We are both keyworkers, but I've been working part time. She hasn't been into school because there was no way we would have got her there - it being a legal requirement is the only way we get her in. She doesn't like school. She was at a different school that she loathed - we had real problems with school refusal, her new school (that's she's been in since sept) is wonderful, and she tolerates it. I say she doesn't have friends but that's not strictly true. She is okay at school and other children seem to like her - she isn't particularly interested in them doesn't want anything to do with them outside of school. It's unfortunate that we've had lockdown as it means I've not met any parents properly!

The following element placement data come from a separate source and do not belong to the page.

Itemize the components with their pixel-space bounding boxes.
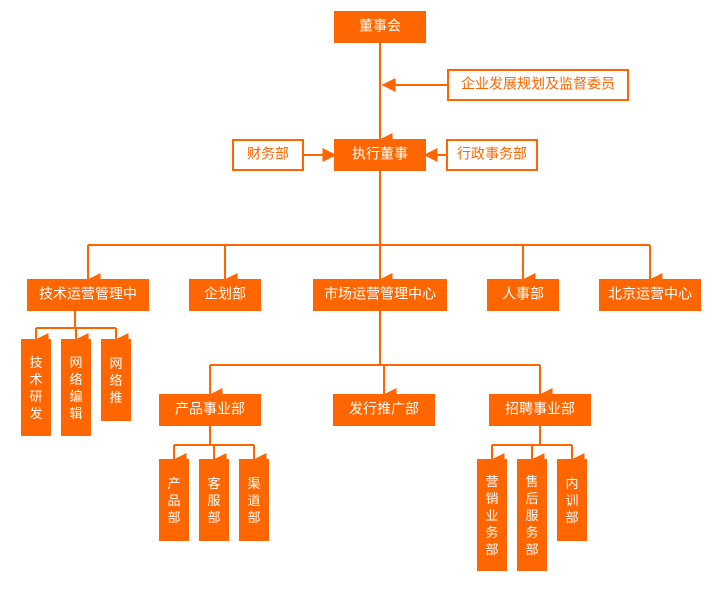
node-label: 财务部 [247, 147, 289, 163]
node-n13: 产品事业部 [160, 395, 260, 425]
nodes-layer: 董事会企业发展规划及监督委员财务部 执行董事 行政事务部技术运营管理中 企划部 市场运营… [22, 12, 700, 570]
node-n17: 客服部 [200, 460, 228, 540]
node-n5: 技术运营管理中 [28, 280, 148, 310]
node-n20: 售后服务部 [518, 460, 546, 570]
node-label: 产品部 [167, 476, 180, 525]
node-label: 内训部 [565, 476, 578, 525]
node-n7: 市场运营管理中心 [314, 280, 446, 310]
node-label: 网络推 [109, 356, 122, 405]
node-n6: 企划部 [190, 280, 260, 310]
node-label: 执行董事 [352, 147, 408, 163]
node-label: 人事部 [502, 287, 544, 303]
node-n16: 产品部 [160, 460, 188, 540]
node-label: 渠道部 [247, 476, 260, 525]
node-n9: 北京运营中心 [600, 280, 700, 310]
node-label: 招聘事业部 [505, 402, 575, 418]
node-n14: 发行推广部 [334, 395, 434, 425]
node-n21: 内训部 [558, 460, 586, 540]
node-label: 行政事务部 [457, 147, 527, 163]
node-label: 市场运营管理中心 [324, 286, 436, 303]
node-n3: 执行董事 [335, 140, 425, 170]
node-n2: 财务部 [233, 140, 303, 170]
node-label: 技术运营管理中 [39, 287, 137, 303]
node-n0: 董事会 [335, 12, 425, 42]
node-n1: 企业发展规划及监督委员 [448, 70, 628, 100]
node-label: 营销业务部 [485, 474, 498, 557]
node-n11: 网络编辑 [62, 340, 90, 435]
node-label: 董事会 [359, 19, 401, 35]
node-n10: 技术研发 [22, 340, 50, 435]
node-label: 售后服务部 [525, 474, 538, 557]
node-n18: 渠道部 [240, 460, 268, 540]
node-label: 客服部 [207, 476, 220, 525]
node-n19: 营销业务部 [478, 460, 506, 570]
node-label: 发行推广部 [349, 402, 419, 418]
node-n4: 行政事务部 [447, 140, 537, 170]
node-label: 企业发展规划及监督委员 [461, 76, 615, 93]
node-n8: 人事部 [488, 280, 558, 310]
node-label: 企划部 [204, 286, 246, 303]
node-label: 北京运营中心 [608, 287, 692, 303]
node-label: 产品事业部 [175, 402, 245, 418]
node-n12: 网络推 [102, 340, 130, 420]
org-chart: 董事会企业发展规划及监督委员财务部 执行董事 行政事务部技术运营管理中 企划部 市场运营… [0, 0, 720, 601]
node-n15: 招聘事业部 [490, 395, 590, 425]
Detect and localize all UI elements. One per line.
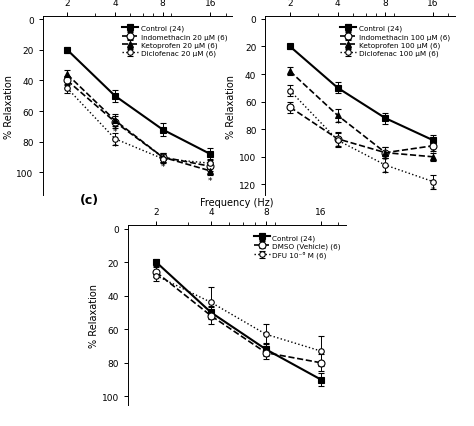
Text: *: * xyxy=(336,143,340,152)
Y-axis label: % Relaxation: % Relaxation xyxy=(227,75,237,138)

Yes, you're right about showing an interest - I do try. Her other special interests are cats and pokemon, which I also try with (cats is the easiest!). It's just so hard to have "conversations" about gaming, cats or Pokémon on repeat.

OP posts:
hamandcgeese · 18/04/2021 22:37

@Notavegan

Watch tv mostly at the moment. Brownies, swimming also when allowed.
Is it a reflection on our after school routine, that my first thought reading this was, oh yummy great cake choice. 🍰
AccidentallyOnPurpose · 18/04/2021 22:45

Yes, you're right about showing an interest - I do try. Her other special interests are cats and pokemon, which I also try with (cats is the easiest!). It's just so hard to have "conversations" about gaming, cats or Pokémon on repeat.

Of course it is. It's more like she talks at you rather than with you I presume. It's not engaging enough to make you an active participant, but you can't do your own thing either.

If she likes Pokemon, how about getting Pokémon go on your phone and again go for walks, look for pokestops,look for them,take part in raids etc. I assume she doesn't have her own phone. That could help with the pre planned activities too. Every Tuesday and Thursday we go to 5 pokestops , or we hunt until we find 10 Pokémon or for 30 minutes.She can take a scooter or bike too. Clear plan in place with a clear deadline.

Are there any local animal shelters that do open days (in non covid times).

I think just for now, you need to just get her used to be out of the house, interact with someone (probably you😬) in a positive fun way during an activity rather and keep your eyes and ears open at how things develop at school. Then slowly build up on it when the opportunity arises.

I could probably give loads more ideas but it will just overwhelm you and definitely overwhelm her.

Baby steps, not too much pressure on yourself or her , take any positive interaction/outing as a win and forget about any "failed" ones. Change can happen, but it will take a long time so pace yourself.

As cliched as it is, this one really is a (long ass) marathon not a race.

HotSauceCommittee · 18/04/2021 22:53

My kids are NT and we don't make them do anything much after school. They've been to school so they can chill either downstairs with us or in their rooms. They use screens whenever they like really, just to give another POV.
If I came home after a demanding shift, I wouldn't like it if someone wanted to take my phone off me or make me go swimming when I was tired. I do love swimming, but cannot be arsed after work.
We might watch a bit of telly together, we might not.
I used to read to them a lot when they were younger. Now we just chat.
Relax and do what makes you all happy.

lollipoprainbow · 19/04/2021 08:07

Exactly like my daughter same age too and no siblings to play with ! Not that keen on school so afterwards she likes to come home and destress. Sometimes she likes the park but mostly she just wants to go home and draw, play roblox with her friends over FaceTime and go on the iPad. I worry that we don't do enough but she doesn't want to and I don't push her to.